What do these really mean and how can do they relate to data engineering? If you’re curious about how they can be applied to software written in Python, I recommend the following article on how to design robust, maintainable, and extensible code in Python.
These principles guide software engineers to write maintainable, testable, and extendable code. From functional to object-oriented programming, software engineering has many design principles that help software developers be more efficient.
As data engineering has evolved in the past decade, many data engineers have come from different backgrounds. Some will have transitioned from software engineering to follow the hype where they will have brought some of the principles with them. Others may have came from a data analysis or data science background (potentially due to being tired of prevalent data issues and the desire to learn the fundamentals of the data engineering lifecycle).
As a data engineer, you will also need standards, design patterns and principles to follow. However, you might not need all that apply to software engineers. Let's explore which principles are applicable to data engineering (with simpler language than used in SOLID).
Precision and Formality: The importance of accuracy and conformance to standards and documentation.
Separation of Concerns: The idea of breaking down a system into smaller, more manageable parts that can be developed and maintained independently.
Modularity: Focuses on the importance of reusability and composability.
Abstraction: Hiding implementation details and exposing only the relevant information.

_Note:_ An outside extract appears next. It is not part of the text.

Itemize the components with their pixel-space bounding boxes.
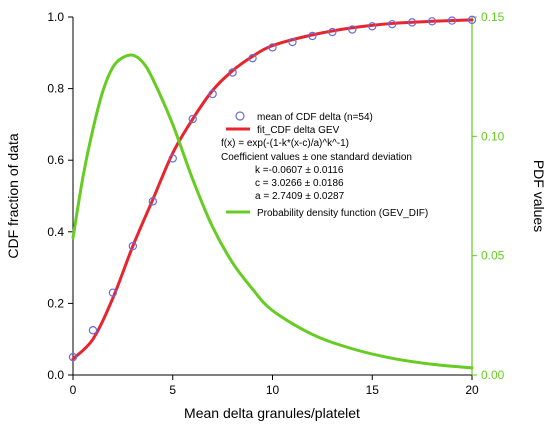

Anticipation of Change: Designing data pipelines that are flexible and can handle changes in data volume, data format, or data sources.

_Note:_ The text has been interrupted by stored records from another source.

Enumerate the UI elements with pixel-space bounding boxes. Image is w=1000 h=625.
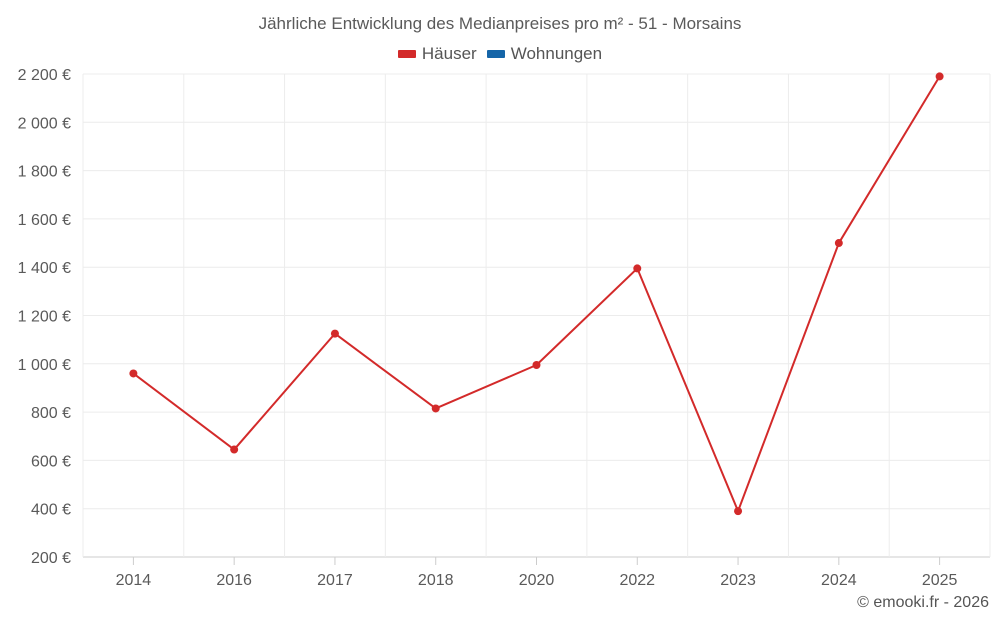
y-tick-label: 800 €: [31, 405, 71, 422]
data-point[interactable]: [431, 404, 440, 413]
data-point[interactable]: [834, 239, 843, 248]
data-point[interactable]: [230, 445, 239, 454]
x-tick-label: 2025: [922, 572, 958, 589]
legend: Häuser Wohnungen: [0, 44, 1000, 64]
legend-swatch-wohnungen: [486, 50, 505, 58]
data-point[interactable]: [935, 72, 944, 81]
y-tick-label: 400 €: [31, 502, 71, 519]
y-tick-label: 2 200 €: [18, 67, 71, 84]
legend-label-haeuser: Häuser: [421, 44, 477, 63]
y-tick-label: 200 €: [31, 550, 71, 567]
grid-layer: [82, 73, 991, 558]
x-tick-label: 2017: [317, 572, 353, 589]
y-tick-label: 1 200 €: [18, 309, 71, 326]
x-tick-label: 2024: [821, 572, 857, 589]
legend-item-haeuser[interactable]: Häuser: [397, 44, 477, 64]
data-point[interactable]: [532, 361, 541, 370]
x-tick-label: 2018: [418, 572, 454, 589]
x-tick-label: 2016: [216, 572, 252, 589]
credit-text: © emooki.fr - 2026: [857, 594, 989, 611]
axis-layer: 200 € 400 € 600 € 800 € 1 000 € 1 200 € 1 400 …: [18, 67, 958, 589]
y-tick-label: 1 800 €: [18, 164, 71, 181]
x-tick-label: 2020: [519, 572, 555, 589]
data-point[interactable]: [734, 507, 743, 516]
y-tick-label: 2 000 €: [18, 115, 71, 132]
x-tick-label: 2023: [720, 572, 756, 589]
legend-item-wohnungen[interactable]: Wohnungen: [486, 44, 603, 64]
legend-label-wohnungen: Wohnungen: [510, 44, 603, 63]
data-point[interactable]: [633, 264, 642, 273]
x-tick-label: 2022: [619, 572, 655, 589]
y-tick-label: 1 600 €: [18, 212, 71, 229]
series-line-0: [132, 75, 941, 513]
chart-title: Jährliche Entwicklung des Medianpreises …: [258, 14, 742, 33]
y-tick-label: 600 €: [31, 453, 71, 470]
x-tick-label: 2014: [116, 572, 152, 589]
series-layer: [129, 72, 944, 516]
data-point[interactable]: [330, 329, 339, 338]
y-tick-label: 1 000 €: [18, 357, 71, 374]
data-point[interactable]: [129, 369, 138, 378]
legend-swatch-haeuser: [397, 50, 416, 58]
y-tick-label: 1 400 €: [18, 260, 71, 277]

Incremental Development: Building data pipelines incrementally, with each iteration adding new data sources or improving existing data processing logic.
Reliability: Designing systems that are reliable and can handle failures gracefully, and detect data quality issues or missing data.
Modern Data Engineering is a publication that is supported by its readers. To stay updated on new posts, consider becoming a free or paid subscriber. Your support is greatly appreciated!
How can these principles be implemented? There are several acronyms to describe ways of working that have appeared across the data and software industry and serve as a quick reminder of the above principles.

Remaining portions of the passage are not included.